Zimbabwe Ben Defending the Fed
Hey Zimbabwe Ben, starting to feel a tad uncomfortable? I've been watching you squirm for months now, motherfucker, and you're still in the frying pan.
Federal Reserve Chairman Ben S. Bernanke said a “strong case” can be made for keeping the central bank involved in bank supervision, and subjecting interest rate policy to congressional audits may undermine confidence in monetary policy. “There is a strong case for a continued role for the Federal Reserve in bank supervision,” the Fed Chairman said in a commentary released today on the Web site of the Washington Post. “Because of our role in making monetary policy, the Fed brings unparalleled economic and financial expertise to its oversight of banks.”
Bernanke has presided over the most expansive use of Fed powers since the Great Depression. While the 55-year-old Fed chairman has said he averted a financial meltdown, lawmakers have voiced concern about potential taxpayer losses and proposed the most sweeping dismantlement of Fed authority since the creation of the institution in 1913.
The Fed chairman said legislation under consideration in Congress would impair the ability of the central bank to fulfill its basic functions.
“A number of the legislative proposals being circulated would significantly reduce the capacity of the Federal Reserve to perform its core functions,” he said. “Now more than ever, America needs a strong, nonpolitical and independent central bank with the tools to promote financial stability and to help steer our economy to recovery without inflation.”
Translated from Fedspeak that means: "get the scissors away from my nuts"
Senate Banking Committee Christopher Dodd, a Democrat from Connecticut, has criticized the central bank for lax supervision and introduced legislation this month that would strip bank oversight from the Fed and create a single bank regulator. Dodd would also limit the central bank’s ability to loan to individual companies.
“Congress has a lot of public support for an attack on the Fed,” Allan Meltzer, a Fed historian and professor at Carnegie Mellon University in Pittsburgh, said in an interview Nov. 23. “They bailed out everybody in sight.”
The Standard & Poor’s 500 Index slid 1.7 percent to 1,091.49 in New York while two-year Treasury yields fell to the lowest level since December.
Dodd and Representative Barney Frank, chairman of the House Financial Services Committee, want to take away the Fed’s rule- writing power on consumer financial products and give it to a new Consumer Financial Protection Agency.
It depends on who is holding the scissors. I'd like to throw my fuzzy hat into the ring for that one.

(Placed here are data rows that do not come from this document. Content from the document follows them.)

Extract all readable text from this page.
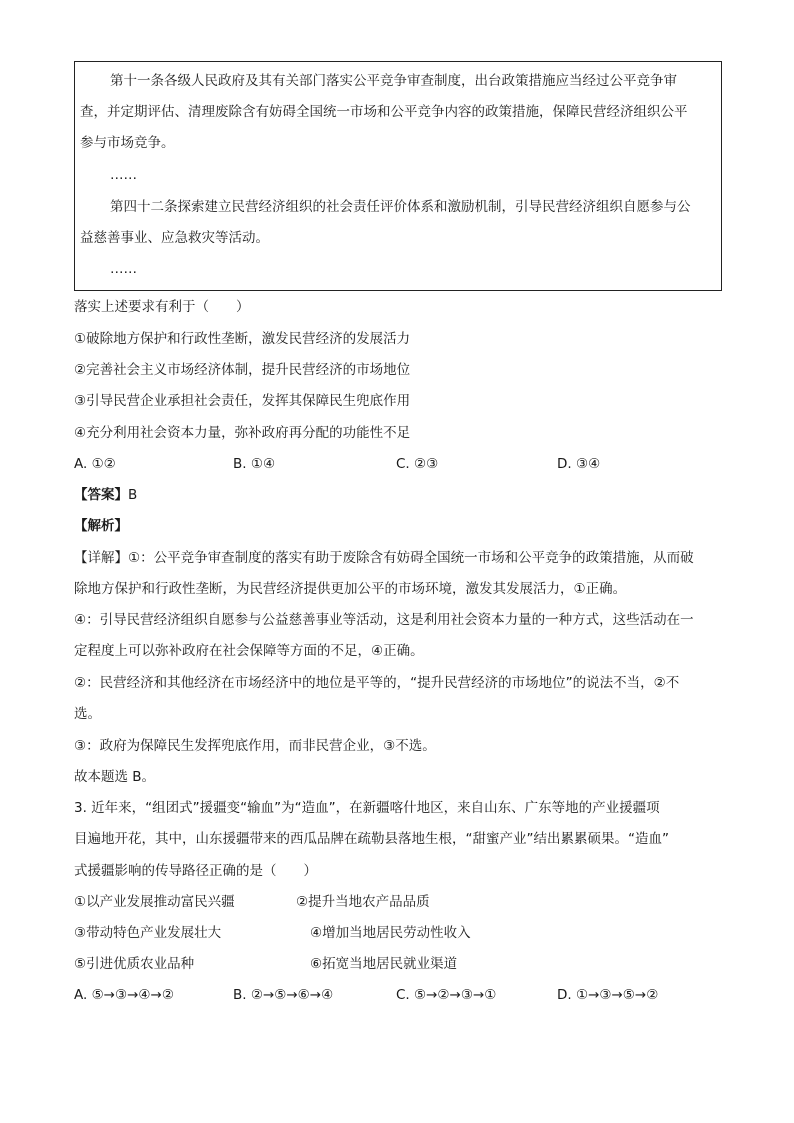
第十一条各级人民政府及其有关部门落实公平竞争审查制度，出台政策措施应当经过公平竞争审
查，并定期评估、清理废除含有妨碍全国统一市场和公平竞争内容的政策措施，保障民营经济组织公平
参与市场竞争。
……
第四十二条探索建立民营经济组织的社会责任评价体系和激励机制，引导民营经济组织自愿参与公
益慈善事业、应急救灾等活动。
……
落实上述要求有利于（　　）
①破除地方保护和行政性垄断，激发民营经济的发展活力
②完善社会主义市场经济体制，提升民营经济的市场地位
③引导民营企业承担社会责任，发挥其保障民生兜底作用
④充分利用社会资本力量，弥补政府再分配的功能性不足
A. ①②	B. ①④	C. ②③	D. ③④
【答案】B
【解析】
【详解】①：公平竞争审查制度的落实有助于废除含有妨碍全国统一市场和公平竞争的政策措施，从而破
除地方保护和行政性垄断，为民营经济提供更加公平的市场环境，激发其发展活力，①正确。
④：引导民营经济组织自愿参与公益慈善事业等活动，这是利用社会资本力量的一种方式，这些活动在一
定程度上可以弥补政府在社会保障等方面的不足，④正确。
②：民营经济和其他经济在市场经济中的地位是平等的，“提升民营经济的市场地位”的说法不当，②不
选。
③：政府为保障民生发挥兜底作用，而非民营企业，③不选。
故本题选 B。
3. 近年来，“组团式”援疆变“输血”为“造血”，在新疆喀什地区，来自山东、广东等地的产业援疆项
目遍地开花，其中，山东援疆带来的西瓜品牌在疏勒县落地生根，“甜蜜产业”结出累累硕果。“造血”
式援疆影响的传导路径正确的是（　　）
①以产业发展推动富民兴疆	②提升当地农产品品质
③带动特色产业发展壮大	④增加当地居民劳动性收入
⑤引进优质农业品种	⑥拓宽当地居民就业渠道
A. ⑤→③→④→②	B. ②→⑤→⑥→④	C. ⑤→②→③→①	D. ①→③→⑤→②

This isn't the sort of thing that can be easily swept under the rug and I imagine Ben Bernanke is completely pissed right now. It's not exactly his bag. The guy didn't jump into the job knowing he'd be thrust into the spotlight - look at what a scrub he was when he started - and I don't think they prepped him very well for all of this. When your PR fluff girl comes from Enron, you're not really given much of a chance from the gate.
The Big Picture:
This mornings must read work is an article in the Sunday Washington Post by none other than Ben Bernanke, titled The right reform for the Fed.
It is a rational pushback against the like of Ron Paul and Chris Dodd’s programs to either hamstring or completely get rid of the Federal Reserve.
As I have previously noted, being the only country with out a Central Bank would be like unilateral disarmament.Its a nice theory, but you will eventually be destroyed by your enemies.
Here’s helicopter Ben:
“These matters are complex, and Congress is still in the midst of considering how best to reform financial regulation. I am concerned, however, that a number of the legislative proposals being circulated would significantly reduce the capacity of the Federal Reserve to perform its core functions. Notably, some leading proposals in the Senate would strip the Fed of all its bank regulatory powers. And a House committee recently voted to repeal a 1978 provision that was intended to protect monetary policy from short-term political influence. These measures are very much out of step with the global consensus on the appropriate role of central banks, and they would seriously impair the prospects for economic and financial stability in the United States. The Fed played a major part in arresting the crisis, and we should be seeking to preserve, not degrade, the institution’s ability to foster financial stability and to promote economic recovery without inflation.
The proposed measures are at least in part the product of public anger over the financial crisis and the government’s response, particularly the rescues of some individual financial firms. The government’s actions to avoid financial collapse last fall — as distasteful and unfair as some undoubtedly were — were unfortunately necessary to prevent a global economic catastrophe that could have rivaled the Great Depression in length and severity, with profound consequences for our economy and society. (I know something about this, having spent my career prior to public service studying these issues.) My colleagues at the Federal Reserve and I were determined not to allow that to happen.”
The key line in Bernankes impassioned (or is that dispassionate?) defense is simply this: Independent does not mean unaccountable.
Burn, how much of it do you think Ben Bernanke actually believes?